Four out of every five Germans killed in action died on the Eastern Front.

Comparisons of national casualty figures should make British and American posterity grateful to their national leaders of that time, who husbanded the lives of their young men so effectively in the greatest conflict in human history. But they also go far to explain why Russians were, and remain, so contemptuous of the Western role in the war.

[…]

Marshall never directly acknowledged that he was wrong, in 1942–1943, to press for an early landing in France. He failed to understand, first, the staggering combat power of Hitler’s armies; and second, that once committed on the Continent, the scale of engagement was beyond Allied power to determine. What the Anglo-Americans might wish to perceive as a limited operation to relieve pressure on the Russians, the Germans could meet in overwhelming strength, without much weakening their forces on the Eastern Front. Even when the US Army was fully mobilized in 1944–1945, it never became large enough to face the full weight of the Wehrmacht. All Western Allied strategy had to rely upon a reality, recognized by the British, that the Russians must do most of the fighting necessary to destroy Nazism.

[…]

The President was certainly brutal to Churchill, brushing him aside in a naive attempt to forge a bilateral relationship with Stalin.
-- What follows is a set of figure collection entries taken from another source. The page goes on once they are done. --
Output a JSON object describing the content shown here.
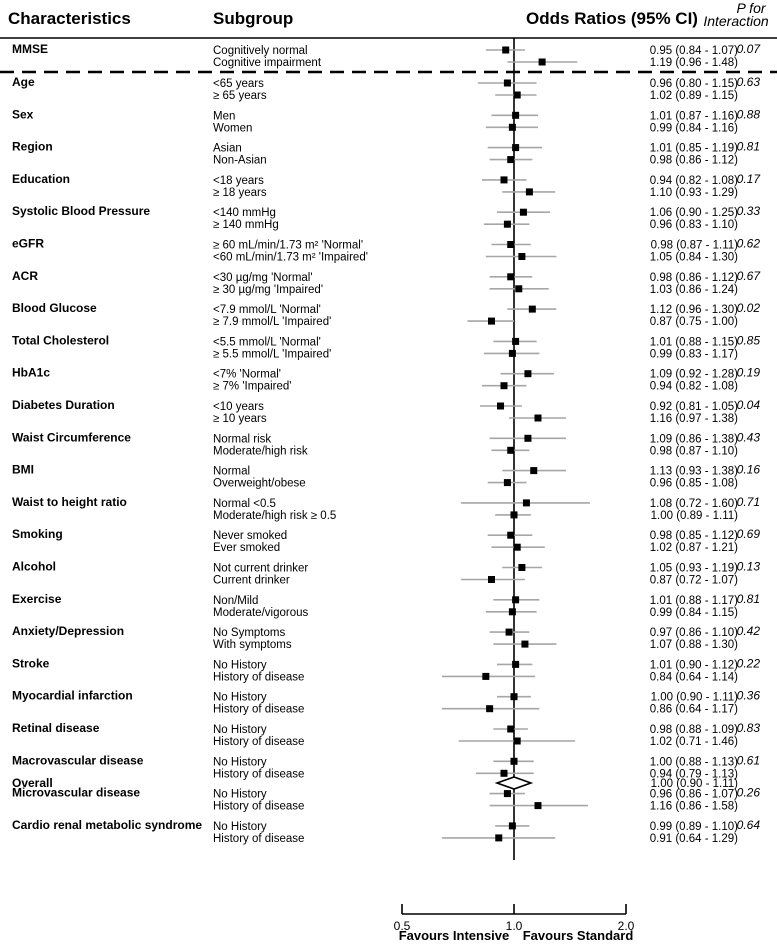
{
  "header": {
    "characteristics": "Characteristics",
    "subgroup": "Subgroup",
    "odds_ratios": "Odds Ratios (95% CI)",
    "p_for": "P for",
    "interaction": "Interaction"
  },
  "chart_data": {
    "type": "forest",
    "title": "",
    "xlabel_left": "Favours Intensive",
    "xlabel_right": "Favours Standard",
    "xlim": [
      0.5,
      2.0
    ],
    "xticks": [
      {
        "value": 0.5,
        "label": "0.5"
      },
      {
        "value": 1.0,
        "label": "1.0"
      },
      {
        "value": 2.0,
        "label": "2.0"
      }
    ],
    "reference_line": 1.0,
    "point_color": "#000000",
    "ci_color": "#a6a6a6",
    "groups": [
      {
        "name": "MMSE",
        "p": "0.07",
        "rows": [
          {
            "label": "Cognitively normal",
            "or": 0.95,
            "lo": 0.84,
            "hi": 1.07,
            "text": "0.95 (0.84 - 1.07)"
          },
          {
            "label": "Cognitive impairment",
            "or": 1.19,
            "lo": 0.96,
            "hi": 1.48,
            "text": "1.19 (0.96 - 1.48)"
          }
        ]
      },
      {
        "name": "Age",
        "p": "0.63",
        "rows": [
          {
            "label": "<65 years",
            "or": 0.96,
            "lo": 0.8,
            "hi": 1.15,
            "text": "0.96 (0.80 - 1.15)"
          },
          {
            "label": "≥ 65 years",
            "or": 1.02,
            "lo": 0.89,
            "hi": 1.15,
            "text": "1.02 (0.89 - 1.15)"
          }
        ]
      },
      {
        "name": "Sex",
        "p": "0.88",
        "rows": [
          {
            "label": "Men",
            "or": 1.01,
            "lo": 0.87,
            "hi": 1.16,
            "text": "1.01 (0.87 - 1.16)"
          },
          {
            "label": "Women",
            "or": 0.99,
            "lo": 0.84,
            "hi": 1.16,
            "text": "0.99 (0.84 - 1.16)"
          }
        ]
      },
      {
        "name": "Region",
        "p": "0.81",
        "rows": [
          {
            "label": "Asian",
            "or": 1.01,
            "lo": 0.85,
            "hi": 1.19,
            "text": "1.01 (0.85 - 1.19)"
          },
          {
            "label": "Non-Asian",
            "or": 0.98,
            "lo": 0.86,
            "hi": 1.12,
            "text": "0.98 (0.86 - 1.12)"
          }
        ]
      },
      {
        "name": "Education",
        "p": "0.17",
        "rows": [
          {
            "label": "<18 years",
            "or": 0.94,
            "lo": 0.82,
            "hi": 1.08,
            "text": "0.94 (0.82 - 1.08)"
          },
          {
            "label": "≥ 18 years",
            "or": 1.1,
            "lo": 0.93,
            "hi": 1.29,
            "text": "1.10 (0.93 - 1.29)"
          }
        ]
      },
      {
        "name": "Systolic Blood Pressure",
        "p": "0.33",
        "rows": [
          {
            "label": "<140 mmHg",
            "or": 1.06,
            "lo": 0.9,
            "hi": 1.25,
            "text": "1.06 (0.90 - 1.25)"
          },
          {
            "label": "≥ 140 mmHg",
            "or": 0.96,
            "lo": 0.83,
            "hi": 1.1,
            "text": "0.96 (0.83 - 1.10)"
          }
        ]
      },
      {
        "name": "eGFR",
        "p": "0.62",
        "rows": [
          {
            "label": "≥ 60 mL/min/1.73 m² 'Normal'",
            "or": 0.98,
            "lo": 0.87,
            "hi": 1.11,
            "text": "0.98 (0.87 - 1.11)"
          },
          {
            "label": "<60 mL/min/1.73 m² 'Impaired'",
            "or": 1.05,
            "lo": 0.84,
            "hi": 1.3,
            "text": "1.05 (0.84 - 1.30)"
          }
        ]
      },
      {
        "name": "ACR",
        "p": "0.67",
        "rows": [
          {
            "label": "<30 µg/mg 'Normal'",
            "or": 0.98,
            "lo": 0.86,
            "hi": 1.12,
            "text": "0.98 (0.86 - 1.12)"
          },
          {
            "label": "≥ 30 µg/mg 'Impaired'",
            "or": 1.03,
            "lo": 0.86,
            "hi": 1.24,
            "text": "1.03 (0.86 - 1.24)"
          }
        ]
      },
      {
        "name": "Blood Glucose",
        "p": "0.02",
        "rows": [
          {
            "label": "<7.9 mmol/L 'Normal'",
            "or": 1.12,
            "lo": 0.96,
            "hi": 1.3,
            "text": "1.12 (0.96 - 1.30)"
          },
          {
            "label": "≥ 7.9 mmol/L 'Impaired'",
            "or": 0.87,
            "lo": 0.75,
            "hi": 1.0,
            "text": "0.87 (0.75 - 1.00)"
          }
        ]
      },
      {
        "name": "Total Cholesterol",
        "p": "0.85",
        "rows": [
          {
            "label": "<5.5 mmol/L 'Normal'",
            "or": 1.01,
            "lo": 0.88,
            "hi": 1.15,
            "text": "1.01 (0.88 - 1.15)"
          },
          {
            "label": "≥ 5.5 mmol/L 'Impaired'",
            "or": 0.99,
            "lo": 0.83,
            "hi": 1.17,
            "text": "0.99 (0.83 - 1.17)"
          }
        ]
      },
      {
        "name": "HbA1c",
        "p": "0.19",
        "rows": [
          {
            "label": "<7% 'Normal'",
            "or": 1.09,
            "lo": 0.92,
            "hi": 1.28,
            "text": "1.09 (0.92 - 1.28)"
          },
          {
            "label": "≥ 7% 'Impaired'",
            "or": 0.94,
            "lo": 0.82,
            "hi": 1.08,
            "text": "0.94 (0.82 - 1.08)"
          }
        ]
      },
      {
        "name": "Diabetes Duration",
        "p": "0.04",
        "rows": [
          {
            "label": "<10 years",
            "or": 0.92,
            "lo": 0.81,
            "hi": 1.05,
            "text": "0.92 (0.81 - 1.05)"
          },
          {
            "label": "≥ 10 years",
            "or": 1.16,
            "lo": 0.97,
            "hi": 1.38,
            "text": "1.16 (0.97 - 1.38)"
          }
        ]
      },
      {
        "name": "Waist Circumference",
        "p": "0.43",
        "rows": [
          {
            "label": "Normal risk",
            "or": 1.09,
            "lo": 0.86,
            "hi": 1.38,
            "text": "1.09 (0.86 - 1.38)"
          },
          {
            "label": "Moderate/high risk",
            "or": 0.98,
            "lo": 0.87,
            "hi": 1.1,
            "text": "0.98 (0.87 - 1.10)"
          }
        ]
      },
      {
        "name": "BMI",
        "p": "0.16",
        "rows": [
          {
            "label": "Normal",
            "or": 1.13,
            "lo": 0.93,
            "hi": 1.38,
            "text": "1.13 (0.93 - 1.38)"
          },
          {
            "label": "Overweight/obese",
            "or": 0.96,
            "lo": 0.85,
            "hi": 1.08,
            "text": "0.96 (0.85 - 1.08)"
          }
        ]
      },
      {
        "name": "Waist to height ratio",
        "p": "0.71",
        "rows": [
          {
            "label": "Normal <0.5",
            "or": 1.08,
            "lo": 0.72,
            "hi": 1.6,
            "text": "1.08 (0.72 - 1.60)"
          },
          {
            "label": "Moderate/high risk ≥ 0.5",
            "or": 1.0,
            "lo": 0.89,
            "hi": 1.11,
            "text": "1.00 (0.89 - 1.11)"
          }
        ]
      },
      {
        "name": "Smoking",
        "p": "0.69",
        "rows": [
          {
            "label": "Never smoked",
            "or": 0.98,
            "lo": 0.85,
            "hi": 1.12,
            "text": "0.98 (0.85 - 1.12)"
          },
          {
            "label": "Ever smoked",
            "or": 1.02,
            "lo": 0.87,
            "hi": 1.21,
            "text": "1.02 (0.87 - 1.21)"
          }
        ]
      },
      {
        "name": "Alcohol",
        "p": "0.13",
        "rows": [
          {
            "label": "Not current drinker",
            "or": 1.05,
            "lo": 0.93,
            "hi": 1.19,
            "text": "1.05 (0.93 - 1.19)"
          },
          {
            "label": "Current drinker",
            "or": 0.87,
            "lo": 0.72,
            "hi": 1.07,
            "text": "0.87 (0.72 - 1.07)"
          }
        ]
      },
      {
        "name": "Exercise",
        "p": "0.81",
        "rows": [
          {
            "label": "Non/Mild",
            "or": 1.01,
            "lo": 0.88,
            "hi": 1.17,
            "text": "1.01 (0.88 - 1.17)"
          },
          {
            "label": "Moderate/vigorous",
            "or": 0.99,
            "lo": 0.84,
            "hi": 1.15,
            "text": "0.99 (0.84 - 1.15)"
          }
        ]
      },
      {
        "name": "Anxiety/Depression",
        "p": "0.42",
        "rows": [
          {
            "label": "No Symptoms",
            "or": 0.97,
            "lo": 0.86,
            "hi": 1.1,
            "text": "0.97 (0.86 - 1.10)"
          },
          {
            "label": "With symptoms",
            "or": 1.07,
            "lo": 0.88,
            "hi": 1.3,
            "text": "1.07 (0.88 - 1.30)"
          }
        ]
      },
      {
        "name": "Stroke",
        "p": "0.22",
        "rows": [
          {
            "label": "No History",
            "or": 1.01,
            "lo": 0.9,
            "hi": 1.12,
            "text": "1.01 (0.90 - 1.12)"
          },
          {
            "label": "History of disease",
            "or": 0.84,
            "lo": 0.64,
            "hi": 1.14,
            "text": "0.84 (0.64 - 1.14)"
          }
        ]
      },
      {
        "name": "Myocardial infarction",
        "p": "0.36",
        "rows": [
          {
            "label": "No History",
            "or": 1.0,
            "lo": 0.9,
            "hi": 1.11,
            "text": "1.00 (0.90 - 1.11)"
          },
          {
            "label": "History of disease",
            "or": 0.86,
            "lo": 0.64,
            "hi": 1.17,
            "text": "0.86 (0.64 - 1.17)"
          }
        ]
      },
      {
        "name": "Retinal disease",
        "p": "0.83",
        "rows": [
          {
            "label": "No History",
            "or": 0.98,
            "lo": 0.88,
            "hi": 1.09,
            "text": "0.98 (0.88 - 1.09)"
          },
          {
            "label": "History of disease",
            "or": 1.02,
            "lo": 0.71,
            "hi": 1.46,
            "text": "1.02 (0.71 - 1.46)"
          }
        ]
      },
      {
        "name": "Macrovascular disease",
        "p": "0.61",
        "rows": [
          {
            "label": "No History",
            "or": 1.0,
            "lo": 0.88,
            "hi": 1.13,
            "text": "1.00 (0.88 - 1.13)"
          },
          {
            "label": "History of disease",
            "or": 0.94,
            "lo": 0.79,
            "hi": 1.13,
            "text": "0.94 (0.79 - 1.13)"
          }
        ]
      },
      {
        "name": "Microvascular disease",
        "p": "0.26",
        "rows": [
          {
            "label": "No History",
            "or": 0.96,
            "lo": 0.86,
            "hi": 1.07,
            "text": "0.96 (0.86 - 1.07)"
          },
          {
            "label": "History of disease",
            "or": 1.16,
            "lo": 0.86,
            "hi": 1.58,
            "text": "1.16 (0.86 - 1.58)"
          }
        ]
      },
      {
        "name": "Cardio renal metabolic syndrome",
        "p": "0.64",
        "rows": [
          {
            "label": "No History",
            "or": 0.99,
            "lo": 0.89,
            "hi": 1.1,
            "text": "0.99 (0.89 - 1.10)"
          },
          {
            "label": "History of disease",
            "or": 0.91,
            "lo": 0.64,
            "hi": 1.29,
            "text": "0.91 (0.64 - 1.29)"
          }
        ]
      }
    ],
    "overall": {
      "name": "Overall",
      "or": 1.0,
      "lo": 0.9,
      "hi": 1.11,
      "text": "1.00 (0.90 - 1.11)"
    }
  }
}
But while the prime minister’s quest for Polish freedom was honorable, it was never realistic. The Western Allies fought their war at their own relatively leisurely pace, which enabled them to emerge in August 1945 having lost only 400,000 British lives and 300,000 American, against the Russians’ 28 million. Stalin was implacably determined to reap an appropriate return for his nation’s staggering blood-price. By the time his armies took Berlin they were militarily invincible on the Continent.
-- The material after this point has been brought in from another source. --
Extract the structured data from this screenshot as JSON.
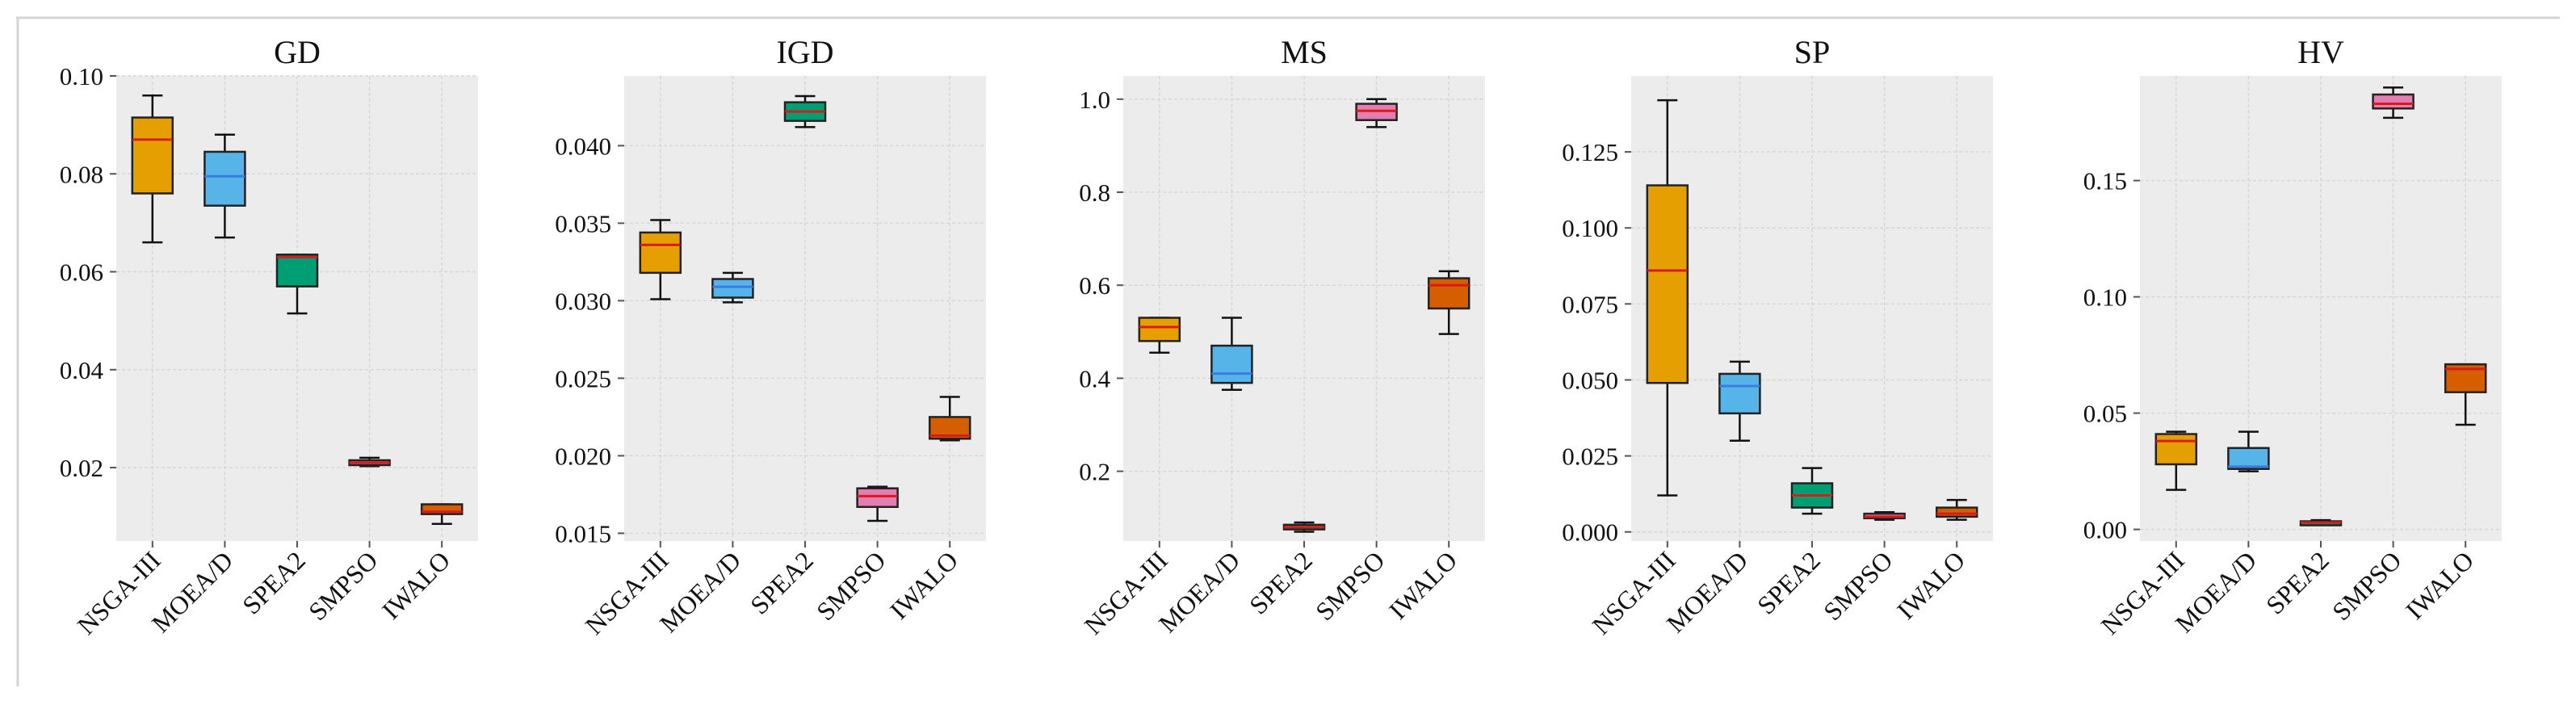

Churchill told Eden in December 1941 that he believed the US and Britain would emerge mighty from the war, while Russia would be vastly weakened by it. In reality, of course, despite Britain’s nominal place among the victors, it was almost as comprehensively ruined as the vanquished or occupied countries. Nothing that Churchill might have done would have averted this fate. His leadership had merely enabled the British to play a noble part, from which they have derived pride ever since.

In 1945, Stalin believed that he was the most successful Allied war leader, having gained an empire in Eastern Europe and further territorial prizes in Asia. Neither Russia nor the world would understand for several decades that Soviet military dominance was purchased at the cost of an economic sclerosis that eventually undid the Communist system.

US triumph was much more soundly based. The nation emerged from the conflict with unsurpassable wealth as well as strategic reach. Roosevelt and Marshall had brilliantly managed American emergence from pre-war isolation onto the world stage. Their only conspicuous failure was the attempt to make Chiang Kai-shek’s China an effective belligerent and a great power sympathetic to American policy objectives.

[….]

It remains a persistent delusion on both sides of the Atlantic that World War II was won without the slaughter that characterized the 1914–1918 conflict. In truth, of course, the same ghastly attrition proved necessary to achieve victory, but it took place in the East. When Roosevelt and Churchill, Marshall and Brooke convened, they flattered themselves that they were planning a strategy for victory. In truth, they were merely shaping plans for helping Stalin’s people to win.